“ What is ETL ? ” This month, almost every week I am being asked this question. it's a obvious questions for many of my new colleagues who are in other technologies like Dot net, Share point, antenna mobile, Biztalk, Extraview etc.
Probably , You might also need to know this term because somewhere you would have come across one of following term like “ETL tools”, “ETL technology”, “ETL integration” etc , etc …. and one of these term would have put interest in you to know more about that “what it is?”.
As usual ‘ What is ETL ’ can also be defined in many ways and here I am attempting to write two versions
A Non-geek perspective !!!!!!!!!!!!!!!!!!
Geek perspective !!!!!!!!!!!!!!!!!!
ETL is ECL
What is ETL ? (Common perspective – Non Geek )
ETL is shortened form of EXTRACT, TRANSFORM, LOAD. It is a process or methods where with any means data gets extracted from some source , then this data gets changed (transformed ) as per specific need , further changed ( transformed ) data gets loaded to another system mostly known as target system. Let’s take simple example of school to understand this. Let's Say, Your school principal wants to know that every month how many students are successfully clearing subject tests. In another words, how many (%) students failing and in which subject they are failing?
Here application which will work for principle, Will pull data from exam management system and HR system(called as EXTRACT). Pulled data will be coupled and integrated to sum up student marks (referred as TRANSFORM), further this data will be placed in princy’s application (referred as LOAD). Isn’t simple???
What is ETL ? (Geek perspective)
ETL is generic term which expands as Extract, Transform and Load. This technology heavily leveraged in EAI (Enterprise application integration ), DI(Data integration) and BI(business intelligence ) space. Over period of time ETL has significantly served enterprise IT's application integration needs. Application integration is next big challenge in enterprise IT space where organizations see high potential for tools.
Two Real time scenario
First sample, Fetching product complaints from salesforce.com (Cloud based CRM system) to make this data available to product quality team to further analyze so it can eventually help them to make that product better. In this case ETL can establish process to make this data available in a meaningful way, so it could easily understood by product quality team.
Another Sample, Providing drug adverse effect data to the team of scientist who can further review it on periodic basis. In this case ETL can pull data from multiple systems (Web, standalone, Mainframe etc) and push it to system getting used by scientist.

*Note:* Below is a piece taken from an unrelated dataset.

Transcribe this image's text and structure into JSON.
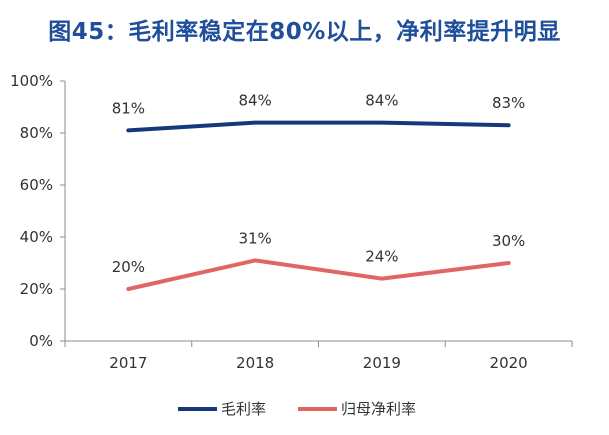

5 Interesting facts about ETL
- Business intelligence is the most common space for ETL. Where it gets leveraged to pull data from different systems. This data gets transformed. and at last this data gets pushed to data base tables. These tables later get used by another IT application which provides reports to business user.
- This technology works behind or in-between most of the time without any user interface. Many tools are available to perform ETL activities and those tools are generally called as ETL tools.
- moreover helps organization to achieve single version of data. This itself is a big topic and need to be focused separately.
- You might be having questions revolving around “Why should I use tools when I can do all these things with data base SQL” . Ahead are few reasons because of which tools gets used by enterprises.
ETL tools are helpful than internal coded ETL (SQL)
Following are few of the most common reasons to go for tools
- Ease of use
- Built-in objects: Like aggregators
- Easy debugging
- Good Auditing capabilities
- Easy skill availability: Believe me there is a dearth of talent who can code it with SQL or PLSQL.
- Structured development path and extensibility
ETL Application Flow
A typical application data flow looks like this, Data first pulled in staging area from multiple sources. Staging area is a temporary area which helps to perform data standardization , cleansing and scrubbing. Staging area contains standardized form of data. after this data gets transformed as per business needs. further this data put up in target system. this system eventually use this data to perform ad-hoc reporting. Reporting systems are altogether different system and there are different challenges associated with them.